Enfim, temos o exemplo do bom samaritano (Lc
10,29-37). Novamente, a compaixão nasce com o olhar. Quando passava, o
samaritano notou um homem ferido, caído à beira da estrada: "Chegou junto
dele, viu-o e moveu-se de compaixão" (v. 33). Na seqüência, seis gestos
dão ritmo à compaixão do samaritano para com o homem caído: aproxima-se, limpa
as feridas, coloca-o sobre seu animal de montaria, leva-o à hospedaria,
dispensa-lhe cuidados, provê o tratamento com o hospedeiro. A compaixão
mobiliza: do olhar compassivo brotam gestos de misericórdia. Ainda que o
samaritano seja uma figura do messias, Jesus conclui ordenando aos seus
seguidores: "Vai, e também tu, faze o mesmo" (v. 37). Assim, a compaixão
e as obras dela decorrentes se tornam missão para os discípulos do Senhor.
O
"olhar" - sentido da compaixão:
Na sua primeira carta, João diz que nós anunciamos "o que nossos olhos
viram" e "nossas mãos tocaram" (1Jo 1,1). De fato, o kerigma não
é anúncio de um mero conhecimento (gnose), mas do amor experimentado,
reconhecido e vivido, a partir de Jesus Cristo (ágape). Assim, o olhar e o
toque se confirmam, na Bíblia e na experiência cotidiana, como sentidos sede da
compaixão (visão) e da misericórdia (tato). Se o coração é sua sede interior e
secreta, os sentidos são sua sede exterior e palpável - fazendo do corpo um
sacramento de ternura para o próximo.
No caso da compaixão, seu sentido-sede é o olhar
(visão). Iahweh vê a aflição do povo e vem em seu socorro (Êx 3,7-8). Jesus vê
a pessoa que padece e se move de compaixão (Mt 9,18-34; Lc 7,13); pousa o olhar
sobre o jovem, compreende sua inquietude e o ama (Mc 10,21). "Assim que
desembarcou, Jesus viu uma grande multidão e, tomado de compaixão, curou seus
doentes"(Mt 14,14). O samaritano viu e moveu-se de compaixão (Lc 10,33).

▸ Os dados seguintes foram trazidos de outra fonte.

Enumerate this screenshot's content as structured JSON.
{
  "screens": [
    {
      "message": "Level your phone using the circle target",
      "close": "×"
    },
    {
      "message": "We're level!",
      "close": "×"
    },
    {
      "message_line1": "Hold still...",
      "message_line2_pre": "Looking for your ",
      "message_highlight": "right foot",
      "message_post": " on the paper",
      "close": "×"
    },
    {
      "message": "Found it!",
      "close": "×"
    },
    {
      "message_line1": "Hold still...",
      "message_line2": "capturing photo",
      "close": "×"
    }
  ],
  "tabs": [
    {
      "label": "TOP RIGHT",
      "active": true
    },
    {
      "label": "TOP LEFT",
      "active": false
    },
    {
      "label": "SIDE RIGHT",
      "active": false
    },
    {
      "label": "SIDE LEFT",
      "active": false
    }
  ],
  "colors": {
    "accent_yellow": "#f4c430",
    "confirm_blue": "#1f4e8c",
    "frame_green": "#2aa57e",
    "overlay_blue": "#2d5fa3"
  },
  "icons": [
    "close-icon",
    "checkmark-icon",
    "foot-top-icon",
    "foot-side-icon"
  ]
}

Levantando os olhos, Jesus viu Zaqueu e se propôs cear com ele (Lc 19,1-10).
Vendo dez leprosos, Jesus os cura (Lc 17,14). Ao ser negado pelo apóstolo,
Jesus olhou ternamente para Pedro, dispondo seu perdão (Lc 22,61). Ao ver o
filho que voltava, o pai correu e o abraçou (Lc 15,11-32).

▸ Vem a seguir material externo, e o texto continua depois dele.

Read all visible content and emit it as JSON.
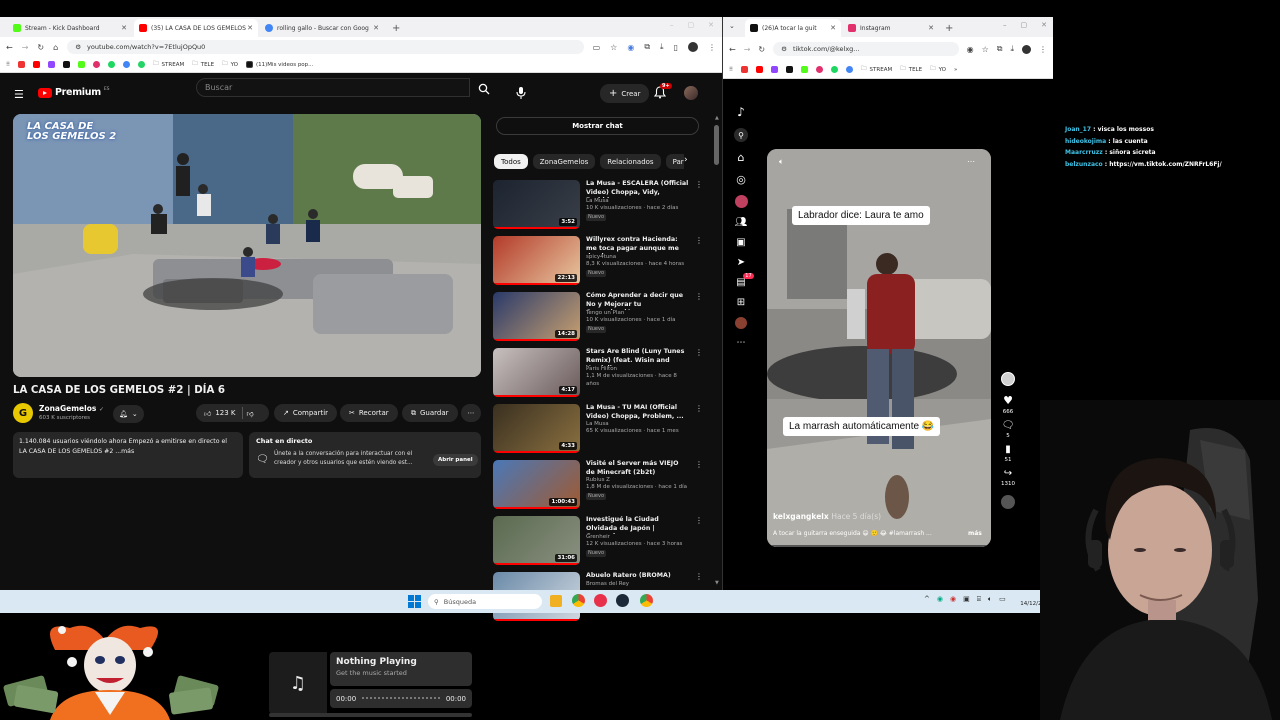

O olhar favorece a compaixão e seus frutos, como a
benevolência, o perdão e a cura. Precisamos educar o olhar para sermos
compassivos. O evangelho nos ensina isto: Lc 7,36-50 mostra o contraste entre
Jesus que vê a mulher e a compreende, e Simão, que tem os olhos vendados pelo
legalismo farisaico. Ele não a perdoava, porque era incapaz de vê-la realmente.
Via apenas o pecado dela, mas não via sua contrição. Então, Jesus questiona
Simão, provocando-o: "Vês esta mulher?"(Lc 7,44). Eis aqui o apelo do
evangelho a todos nós, cristãos e cristãs: pousamos sobre as pessoas um olhar
de compaixão? Não por acaso, o evangelista João insiste que olhemos para o Cristo
transpassado - ícone da humanidade ferida de dor, violência, miséria e
opressão: "Olharão para aquele que transpassaram" (Jo 19,37).
2.
Misericórdia: toque que regenera
Se a compaixão é um sentir solidário que nos
mobiliza na direção do outro necessitado, a misericórdia se caracteriza como
ação, gesto ou iniciativa que cumpre este sentir solidário para com o outro. Na
compaixão temos um sentimento que mobiliza (motus); na misericórdia temos o
exercício deste sentimento (opus). Daí os verbos cumprir, mostrar, fazer e agir
- que expressam a eficácia do amor misericordioso humano e, sobretudo, divino
(cf. Êx 20,6; Sl 85,8; Lc 1,72 e 10,37). A misericórdia tem um evidente caráter
operativo: amor in actu salvationis - como definiu João Paulo II: "o amor
em exercício de salvação"[2]. Se o amor é a qualidade essencial de Deus
(própria do ser divino); a misericórdia é este mesmo amor exercitado para com a
criatura humana, revelando a qualidade ativa de Deus (própria do agir divino).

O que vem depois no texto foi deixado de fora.